0

'Hiring our Heroes' highlights challenges for vets looking for work

A representative of the Texas Department of Public Safety gives information to a job seeker at Wednesday’s “Hiring our Heroes” event at Albany Technical College.

A representative of the Texas Department of Public Safety gives information to a job seeker at Wednesday’s “Hiring our Heroes” event at Albany Technical College.

ALBANY, Ga. — After spending years in the service of their country, veterans often find it hard transitioning to a civilian work force. Throw in a sputtering economy, and finding gainful employment can be down-right impossible for many vets.

Area veterans had an exclusive invitation Wednesday to a job fair sponsored by the Albany Area Chamber of Commerce, Albany Technical College and the U.S. Chamber of Commerce and its many partners.

MOBILE USERS: Click here to see the video.

“Part of our mission, our personal mission, is to help these veterans and military spouses find gainful employment again as well as to put the message out there to the community that there are veterans looking for work,” said Ernie Lombardi, founder of EBL Promotions and a contractor hired to organize the “Hiring our Heroes” job fairs in the Southeast.

According to some who came to Wednesday’s fair, vets have a number of challenges in finding employment.
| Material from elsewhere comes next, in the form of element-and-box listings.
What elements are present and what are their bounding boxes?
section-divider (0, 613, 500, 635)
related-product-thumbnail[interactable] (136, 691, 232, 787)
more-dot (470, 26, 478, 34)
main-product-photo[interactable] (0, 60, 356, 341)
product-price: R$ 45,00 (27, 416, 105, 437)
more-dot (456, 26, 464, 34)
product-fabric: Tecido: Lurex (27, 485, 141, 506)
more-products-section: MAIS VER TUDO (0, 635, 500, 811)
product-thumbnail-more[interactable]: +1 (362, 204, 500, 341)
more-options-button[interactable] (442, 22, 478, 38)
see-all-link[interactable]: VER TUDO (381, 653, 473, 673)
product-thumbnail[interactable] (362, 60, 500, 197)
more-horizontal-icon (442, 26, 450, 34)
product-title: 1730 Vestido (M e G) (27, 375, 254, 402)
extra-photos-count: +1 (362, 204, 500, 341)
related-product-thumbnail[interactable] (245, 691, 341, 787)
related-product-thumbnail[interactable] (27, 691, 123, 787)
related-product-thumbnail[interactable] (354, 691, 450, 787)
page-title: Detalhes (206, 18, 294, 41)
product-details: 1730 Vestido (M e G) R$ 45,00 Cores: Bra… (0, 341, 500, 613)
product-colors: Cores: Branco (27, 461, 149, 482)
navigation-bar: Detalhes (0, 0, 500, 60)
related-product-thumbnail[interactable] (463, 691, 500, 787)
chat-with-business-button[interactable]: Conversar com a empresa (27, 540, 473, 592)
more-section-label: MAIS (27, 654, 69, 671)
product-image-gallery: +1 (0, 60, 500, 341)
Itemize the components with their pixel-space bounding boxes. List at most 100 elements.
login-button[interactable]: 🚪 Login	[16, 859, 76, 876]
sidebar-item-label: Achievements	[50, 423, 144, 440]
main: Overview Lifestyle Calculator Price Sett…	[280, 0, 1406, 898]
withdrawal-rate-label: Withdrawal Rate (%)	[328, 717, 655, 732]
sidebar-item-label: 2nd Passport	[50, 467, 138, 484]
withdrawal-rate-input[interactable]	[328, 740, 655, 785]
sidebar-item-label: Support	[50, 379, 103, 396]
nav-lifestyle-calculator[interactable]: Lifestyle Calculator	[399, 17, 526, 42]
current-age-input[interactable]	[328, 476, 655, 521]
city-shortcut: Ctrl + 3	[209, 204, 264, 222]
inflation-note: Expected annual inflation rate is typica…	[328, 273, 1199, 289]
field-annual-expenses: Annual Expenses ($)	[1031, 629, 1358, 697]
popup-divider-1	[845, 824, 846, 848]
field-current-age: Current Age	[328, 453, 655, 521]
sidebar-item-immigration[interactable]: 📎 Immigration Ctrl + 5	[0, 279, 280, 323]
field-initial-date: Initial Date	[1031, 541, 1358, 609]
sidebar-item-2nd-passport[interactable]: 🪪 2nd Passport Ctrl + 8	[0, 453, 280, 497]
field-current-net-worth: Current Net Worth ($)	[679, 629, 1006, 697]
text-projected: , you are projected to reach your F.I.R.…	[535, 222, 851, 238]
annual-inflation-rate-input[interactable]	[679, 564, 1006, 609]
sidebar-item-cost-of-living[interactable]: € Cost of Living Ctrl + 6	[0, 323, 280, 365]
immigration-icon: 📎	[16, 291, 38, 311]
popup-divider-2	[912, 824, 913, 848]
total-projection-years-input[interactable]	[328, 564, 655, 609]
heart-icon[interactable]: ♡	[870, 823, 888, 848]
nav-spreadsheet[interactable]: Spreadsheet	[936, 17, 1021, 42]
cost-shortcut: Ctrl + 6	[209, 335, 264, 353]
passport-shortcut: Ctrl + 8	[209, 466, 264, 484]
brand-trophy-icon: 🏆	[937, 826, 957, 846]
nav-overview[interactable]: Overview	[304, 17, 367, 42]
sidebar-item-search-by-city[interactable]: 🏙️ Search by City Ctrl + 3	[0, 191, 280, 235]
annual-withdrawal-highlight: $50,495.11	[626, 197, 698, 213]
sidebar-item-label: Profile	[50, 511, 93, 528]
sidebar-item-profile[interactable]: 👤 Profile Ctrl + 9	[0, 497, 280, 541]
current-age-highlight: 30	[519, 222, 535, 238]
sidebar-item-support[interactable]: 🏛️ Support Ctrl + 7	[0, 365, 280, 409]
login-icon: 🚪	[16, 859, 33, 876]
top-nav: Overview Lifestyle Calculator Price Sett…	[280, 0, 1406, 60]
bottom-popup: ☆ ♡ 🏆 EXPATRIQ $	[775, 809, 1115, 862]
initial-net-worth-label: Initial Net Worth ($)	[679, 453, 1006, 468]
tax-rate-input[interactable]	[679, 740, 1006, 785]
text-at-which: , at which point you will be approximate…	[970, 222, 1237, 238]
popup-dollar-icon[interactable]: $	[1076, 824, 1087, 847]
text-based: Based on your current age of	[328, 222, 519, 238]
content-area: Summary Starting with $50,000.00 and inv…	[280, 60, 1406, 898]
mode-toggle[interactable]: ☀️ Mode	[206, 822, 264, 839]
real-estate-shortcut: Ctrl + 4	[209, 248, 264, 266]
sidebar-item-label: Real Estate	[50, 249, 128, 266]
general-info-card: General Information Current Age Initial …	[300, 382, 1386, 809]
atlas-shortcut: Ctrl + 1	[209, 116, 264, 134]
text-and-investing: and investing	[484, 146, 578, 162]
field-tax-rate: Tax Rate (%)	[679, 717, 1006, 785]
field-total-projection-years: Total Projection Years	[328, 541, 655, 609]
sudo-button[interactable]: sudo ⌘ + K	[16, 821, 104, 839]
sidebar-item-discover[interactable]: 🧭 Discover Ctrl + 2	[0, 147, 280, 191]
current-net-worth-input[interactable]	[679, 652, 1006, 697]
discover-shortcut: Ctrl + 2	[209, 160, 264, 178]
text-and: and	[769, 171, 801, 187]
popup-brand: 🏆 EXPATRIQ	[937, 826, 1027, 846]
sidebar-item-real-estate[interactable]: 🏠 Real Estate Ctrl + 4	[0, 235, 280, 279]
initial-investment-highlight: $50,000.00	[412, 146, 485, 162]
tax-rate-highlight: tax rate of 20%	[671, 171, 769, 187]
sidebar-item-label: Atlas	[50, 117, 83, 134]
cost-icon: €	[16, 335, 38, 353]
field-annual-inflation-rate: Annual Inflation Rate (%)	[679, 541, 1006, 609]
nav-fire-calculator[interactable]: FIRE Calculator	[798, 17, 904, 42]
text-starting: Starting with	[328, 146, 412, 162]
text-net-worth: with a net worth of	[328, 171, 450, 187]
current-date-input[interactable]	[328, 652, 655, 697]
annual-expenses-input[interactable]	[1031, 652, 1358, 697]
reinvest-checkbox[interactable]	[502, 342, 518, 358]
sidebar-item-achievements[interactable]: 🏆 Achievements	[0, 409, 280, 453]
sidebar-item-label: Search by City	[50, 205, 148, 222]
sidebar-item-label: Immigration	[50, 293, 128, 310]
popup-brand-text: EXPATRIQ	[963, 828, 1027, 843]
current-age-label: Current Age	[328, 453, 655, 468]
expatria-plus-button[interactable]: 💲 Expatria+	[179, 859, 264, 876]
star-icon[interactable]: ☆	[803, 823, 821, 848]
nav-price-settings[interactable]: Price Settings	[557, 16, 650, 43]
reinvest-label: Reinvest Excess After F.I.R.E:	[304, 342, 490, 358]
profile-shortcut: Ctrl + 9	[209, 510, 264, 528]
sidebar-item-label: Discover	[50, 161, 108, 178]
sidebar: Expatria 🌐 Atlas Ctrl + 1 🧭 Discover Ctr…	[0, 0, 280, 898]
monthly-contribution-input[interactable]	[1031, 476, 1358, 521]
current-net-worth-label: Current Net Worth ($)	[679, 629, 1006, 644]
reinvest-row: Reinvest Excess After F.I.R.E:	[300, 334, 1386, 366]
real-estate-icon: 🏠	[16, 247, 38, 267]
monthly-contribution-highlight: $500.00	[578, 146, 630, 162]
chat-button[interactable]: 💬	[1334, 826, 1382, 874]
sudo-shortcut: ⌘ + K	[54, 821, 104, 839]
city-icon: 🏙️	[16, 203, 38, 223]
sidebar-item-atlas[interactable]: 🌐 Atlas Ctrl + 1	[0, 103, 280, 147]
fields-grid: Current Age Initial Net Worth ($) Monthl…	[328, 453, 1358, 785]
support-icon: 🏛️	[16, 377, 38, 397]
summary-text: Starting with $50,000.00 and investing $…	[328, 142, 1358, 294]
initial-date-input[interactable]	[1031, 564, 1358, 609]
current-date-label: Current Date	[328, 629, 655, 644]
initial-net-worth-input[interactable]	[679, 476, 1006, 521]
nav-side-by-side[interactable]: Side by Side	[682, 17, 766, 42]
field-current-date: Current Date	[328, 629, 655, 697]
One, as was the case for former U.S. Army soldier Sylvia Rivers, is talking an employer into hiring despite medical issues that demand routine visits to the Veterans Administration Clinic.

"Some veterans like myself have service-connected disabilities," Rivers said. "And even though they say its not a hindrance to their decision to hire you, it is, because I go to pretty regular VA appointments, which means that you're basically not at work because you're at VA appointments."

Some vets also are plagued with the fact that many in the civilian world just don't understand what it was that they did while they were in the military.

"There are some challenges out there for veterans, absolutely, and most of it revolves around transitional skills," Lombardi said. "Like explaining exactly what they did in the military and how that relates to the job in the civilian sector."

While vets have been in the news in recent years as the recipients of renewed attention towards employment, data released by the federal government suggests they are recovering from the recession on a pace that is at least on par with, if not better than, non-veterans.

According to a March 2013 report by the U.S. Department of Labor, the jobless rate for all veterans in the U.S. continued a decline, ending the month at 7 percent.

Comparatively, the unemployment rate for all Americans during the same time period was 7.6 percent.

For 2012, unemployment among male veterans dipped 1.4 percentage points from 2011 to 6.9 percent. The level for female vets stayed stagnant at 8.3 percent.

Gulf-war era II vets — which are described as anyone who entered the service after Sept 11, 2001 — are experiencing a tougher time finding work, according to the numbers.

Among those who served in Iraq, Afghanistan or both, Gulf War Era II vets had an unemployment rate of 10.9 percent in August 2012.

According to the Defense department, vets outnumber non-veterans in four of the seven major industrial sectors including public administration; transportation, warehousing, and utilities; manufacturing; and professional, scientific management, and waste management.

Non-veterans hold the edge in retail; education, healthcare, and social assistance; and arts, entertainment, accommodation, food and recreation.